(openPR) BÖB artikuliert seine Vorstellung zur Idee eines Hafenkonzeptes des Bundes im Masterplan Güterverkehr und Logistik
Berlin, 08.02.2008 – Das Thema Seehafenhinterlandentwicklung bewegt die Wirtschaft – aber, wie lang bewegt sich hier noch etwas? „Das Thema der Seehafenhinterlandentwicklung ist zu einem entscheidenden Kriterium für die Weiterentwicklung der niederländischen, belgischen und deutschen Seehäfen gleichermaßen geworden.“, begründet BÖB-Präsident Dr. Rolf Bender die Notwendigkeit für ein Hafenkonzept des Bundes als Basis für intermodale Vernetzung.
Logistik benötigt neue Konzepte zur Effizienzsteigerung im Güterverkehr. In diesem Kontext viel genannte Stichworte sind „Transportketten“ und „Netzwerke“. Sie drücken das neue Denken der Logistik aus. Weg vom einzelnen Verkehrsträger – hin zu intermodalen Lösungen mit verschiedenen Verkehrsträgern. Deren Potenziale gerade im Seehafenhinterland über die öffentlichen Binnenhäfen sind dabei enorm. Sie können derzeit aber nicht immer ausgeschöpft werden. „Trimodalität lässt Warenströme nur dann reibungslos fließen, wenn die beteiligten Verkehrsträger nahtlos aneinander anschließen. Ein einziger Engpass innerhalb der Kette, so wie schon heute vermehrt in den Seehafenterminals, wirkt sich dann negativ auf die Dauer oder Kosten des ganzen Transports aus.“, so Dr. Bender. Der Seehafen hängt somit sein eigenes Hinterland ab.
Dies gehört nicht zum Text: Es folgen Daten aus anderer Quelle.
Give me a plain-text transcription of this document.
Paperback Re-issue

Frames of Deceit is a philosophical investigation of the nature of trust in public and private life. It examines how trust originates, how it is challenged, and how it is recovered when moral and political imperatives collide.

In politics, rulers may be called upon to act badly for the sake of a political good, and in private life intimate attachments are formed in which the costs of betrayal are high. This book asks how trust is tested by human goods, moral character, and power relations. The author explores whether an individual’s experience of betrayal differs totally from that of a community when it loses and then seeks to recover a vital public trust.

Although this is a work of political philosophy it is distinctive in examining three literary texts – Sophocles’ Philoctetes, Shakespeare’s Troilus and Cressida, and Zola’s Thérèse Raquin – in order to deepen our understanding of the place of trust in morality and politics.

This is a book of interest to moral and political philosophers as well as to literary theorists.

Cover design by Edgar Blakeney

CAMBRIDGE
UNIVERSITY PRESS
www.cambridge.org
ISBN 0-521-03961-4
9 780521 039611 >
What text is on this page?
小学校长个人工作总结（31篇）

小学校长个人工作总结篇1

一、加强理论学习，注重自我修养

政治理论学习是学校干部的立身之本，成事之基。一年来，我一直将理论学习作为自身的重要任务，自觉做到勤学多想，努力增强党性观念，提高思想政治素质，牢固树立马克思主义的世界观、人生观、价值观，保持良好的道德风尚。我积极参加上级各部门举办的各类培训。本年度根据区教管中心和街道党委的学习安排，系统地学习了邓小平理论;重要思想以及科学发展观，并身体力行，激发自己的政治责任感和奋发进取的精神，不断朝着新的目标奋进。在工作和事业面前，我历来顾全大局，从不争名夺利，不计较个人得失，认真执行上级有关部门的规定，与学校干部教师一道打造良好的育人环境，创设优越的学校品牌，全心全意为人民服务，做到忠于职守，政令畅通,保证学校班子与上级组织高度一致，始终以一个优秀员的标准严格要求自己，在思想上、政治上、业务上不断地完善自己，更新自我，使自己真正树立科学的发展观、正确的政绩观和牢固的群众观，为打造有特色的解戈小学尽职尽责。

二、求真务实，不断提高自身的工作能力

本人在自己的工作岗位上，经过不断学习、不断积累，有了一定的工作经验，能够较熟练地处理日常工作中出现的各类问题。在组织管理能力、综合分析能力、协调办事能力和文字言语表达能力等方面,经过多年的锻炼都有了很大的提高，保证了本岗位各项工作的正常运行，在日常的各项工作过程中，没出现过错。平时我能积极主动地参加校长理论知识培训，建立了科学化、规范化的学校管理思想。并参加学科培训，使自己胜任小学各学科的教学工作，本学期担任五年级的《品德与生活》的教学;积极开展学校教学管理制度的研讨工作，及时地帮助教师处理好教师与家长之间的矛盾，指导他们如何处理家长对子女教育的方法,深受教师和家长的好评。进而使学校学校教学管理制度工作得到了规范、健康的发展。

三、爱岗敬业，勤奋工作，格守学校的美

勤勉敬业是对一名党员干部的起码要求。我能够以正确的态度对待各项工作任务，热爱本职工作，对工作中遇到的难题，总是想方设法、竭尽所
Um die Potenziale zu heben, bedarf es nach Ansatz des Verbandes eines Masterplans für das Seehafenhinterland. Dies natürlich unter Einbindung der Beteiligten im System Wasserstraße, um die Potenziale der Zukunft zu erschließen. Bei diesem Ansatz steht das Hinterland im Vordergrund, denn aus dem Binnenland entwickeln sich zunehmend auch ganz neue Wege, wenn alte verstopft sind. Der Blick geht in Richtung Süden.
„In Slowenien, in Koper, wächst derzeit ein starker Wettbewerber für unsere Seehäfen heran. 90 % der Containerschiffe aus Asien kommen durch den Suez-Kanal. Sie können im Norden des Mittelmeers bequem in Triest oder Koper anlanden“, so Karl Michael Probst, Geschäftsführer des BÖB. Aus Umweltgründen ist das sicher auch sinnvoll. Im Laufe der nächsten 10, 15 oder 20 Jahre wird die Entwicklung unter Umständen dahin gehen, dass der
Norden Italiens nicht mehr aus Hamburg, Rotterdam oder Antwerpen über den noch zu grabenden Brenner-Basis-Tunnel bedient wird.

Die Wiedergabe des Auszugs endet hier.